For a company known for having cohesive long-term visions, Apple (NASDAQ:AAPL) has spent years fumbling its video-streaming strategy. You might recall that Apple originally bundled original content with Apple Music, a music-streaming service. One of the early projects was a show that would be based on Dr. Dre, who briefly served as an Apple executive after the company bought Beats. Once upon a time, services chief Eddy Cue even explicitly said that Apple was not interested in creating TV shows or competing with Netflix (NASDAQ:NFLX).
Not only has Apple proceeded to do precisely those things, the company may be preparing to make yet another massive pivot in video streaming.
Apple needs quantity now
Apple TV+ thus far has only featured exclusive content that Apple has spent years and billions of dollars developing. But building up a catalog of original content takes a long time, and the service's offerings are fairly sparse compared to the competition. Disney (NYSE:DIS) has literal decades' worth of shows and movies that are included in Disney+, which launched around the same time as Apple TV+ last year.
It already seemed that the iPhone maker recognized that Apple TV+ was not particularly competitive, which is why it's been giving away a free year of service bundled with certain hardware purchases. Apple TV+ normally costs $5 per month, but even that's a tough sell compared to Disney+'s price of $7 per month given how much more you get from the latter platform.
In an effort to compensate for the lack of quantity, Apple is reportedly acquiring older licensed content to include in Apple TV+, according to AdAge and Bloomberg. Cue had said last year that the focus would initially be on quality over quantity, but quality alone might not be enough to compete in the video-streaming wars, even with A-list talent like Chris Evans or Jennifer Aniston.
We're not talking about any major blockbuster franchises, according to the report. Cultural mainstays like Friends or The Office can fetch licensing fees in the hundreds of millions. Streaming leader Netflix initially started off with licensed content before expanding into original content early on.
A changing landscape
More broadly, there has been a shift in the streaming landscape, as just about every media company is pulling back on licensing content to third-party services in order to keep those shows and movies exclusive to their own streaming platforms that have either already launched or are about to debut.

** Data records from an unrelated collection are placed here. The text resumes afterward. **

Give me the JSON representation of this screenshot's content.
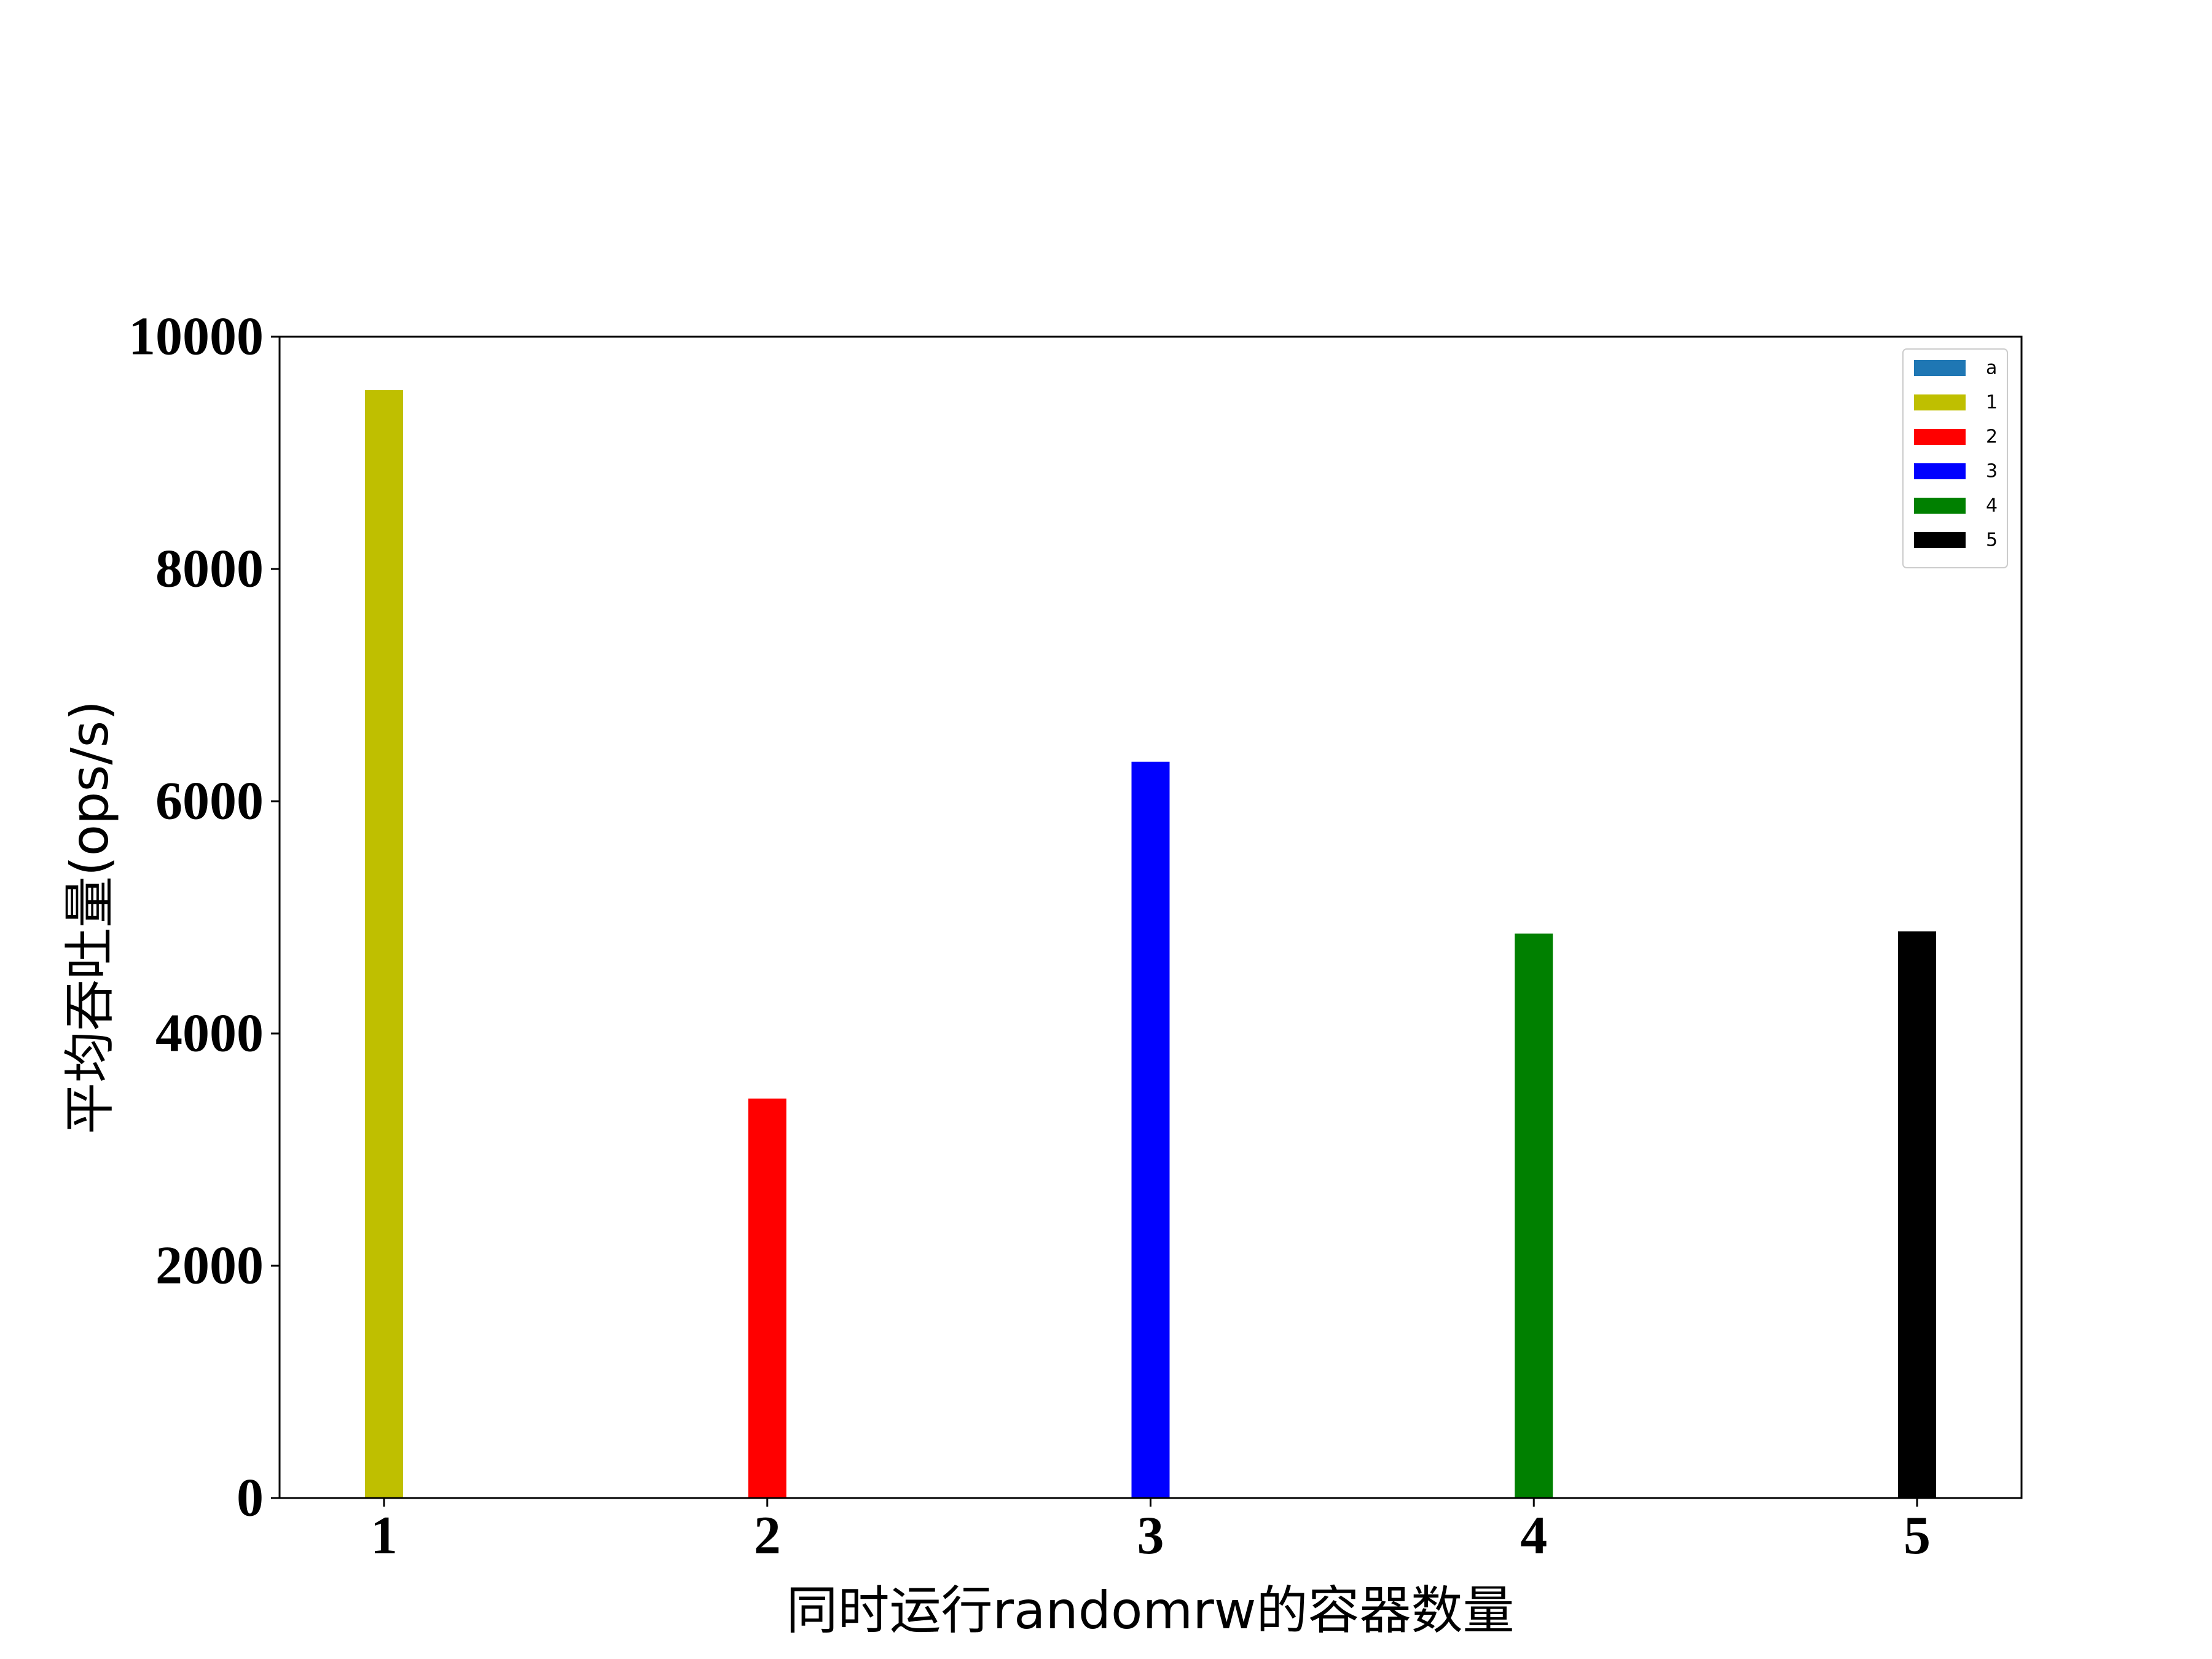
{
  "chart_data": {
    "type": "bar",
    "categories": [
      "1",
      "2",
      "3",
      "4",
      "5"
    ],
    "values": [
      9540,
      3440,
      6340,
      4860,
      4880
    ],
    "bar_colors": [
      "#bfbf00",
      "#ff0000",
      "#0000ff",
      "#008000",
      "#000000"
    ],
    "xlabel": "同时运行randomrw的容器数量",
    "ylabel": "平均吞吐量(ops/s)",
    "ylim": [
      0,
      10000
    ],
    "yticks": [
      "0",
      "2000",
      "4000",
      "6000",
      "8000",
      "10000"
    ],
    "grid": false,
    "legend": {
      "placement": "top-right",
      "entries": [
        {
          "label": "a",
          "color": "#1f77b4"
        },
        {
          "label": "1",
          "color": "#bfbf00"
        },
        {
          "label": "2",
          "color": "#ff0000"
        },
        {
          "label": "3",
          "color": "#0000ff"
        },
        {
          "label": "4",
          "color": "#008000"
        },
        {
          "label": "5",
          "color": "#000000"
        }
      ]
    }
  }
}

Comcast's (NASDAQ:CMCS.A) Peacock service launches broadly this summer, which will eventually be the exclusive streaming home to NBC shows like The Office once existing licensing agreements expire. Despite using an ad-free model, Disney+ ran a one-time promotion at launch for Lionsgate's Starz as a concession in order to get the streaming rights back for its own movies, most notably Star Wars installments.
Ever since Apple emerged as a prominent buyer in Hollywood in recent years, the price for original content has been climbing higher. With the market for licensed content contracting, Apple might be able to score more stuff to watch for reasonable licensing fees. Will it be enough to get people to actually pay for Apple TV+ out of pocket?